Key Takeaways from Chapter 14

  • This chapter introduced a complete, hands-on end-to-end workflow for working with Large Language Models (LLMs), from initial model access to final inference.

  • We identified six key stages in the LLM lifecycle: Authentication and Selection → Download → Transfer → Fine-Tuning → Deployment → Inference.

  • Inference performance in large language models is often limited by memory bandwidth rather than raw compute throughput, due to repeated accesses to the key–value cache during decoding.

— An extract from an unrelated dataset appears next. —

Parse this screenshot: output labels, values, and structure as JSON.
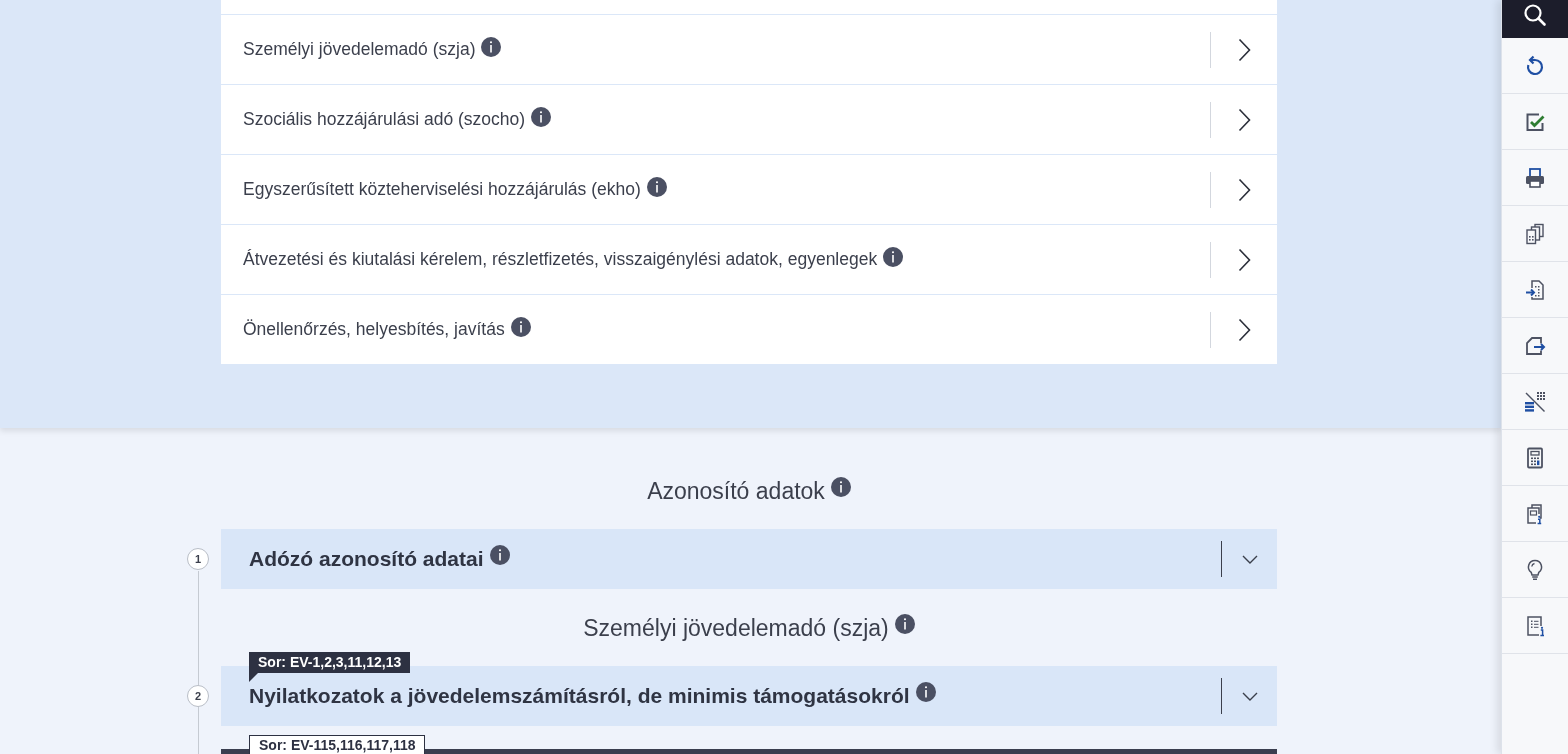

Recognizing this constraint is essential for understanding why inference optimization techniques focus on batching, cache reuse, and memory-efficient execution strategies.

  • You learned how to authenticate with the Hugging Face Hub and access gated models using secure access tokens, either from the command line interface or within Python scripts.

  • You practiced downloading models and datasets using huggingface-cli and the snapshot_download() function, ensuring local storage of all necessary configuration and weight files.

  • Due to HPC restrictions, you performed a manual transfer of models and datasets from a local machine to MareNostrum 5 using scp, adapting to the architecture of production-grade systems.

  • A “Hello World” example was implemented in Google Colab to validate model loading, tokenization, inference, and fine-tuning workflows using small datasets and reduced model sizes.

  • You replicated this Hello World in MareNostrum 5, gaining experience with running PyTorch-based Hugging Face workflows in a supercomputing environment, including use of torchrun and SLURM job scripts.

  • The chapter emphasized transparent deployment and inference by manually loading models and generating predictions—ideal for experimentation and debugging in educational and research settings.

  • Although basic in scope, the chapter laid the groundwork for scaling LLM workloads. It showed how to validate all components in a prototyping environment before transitioning to distributed fine-tuning on supercomputers.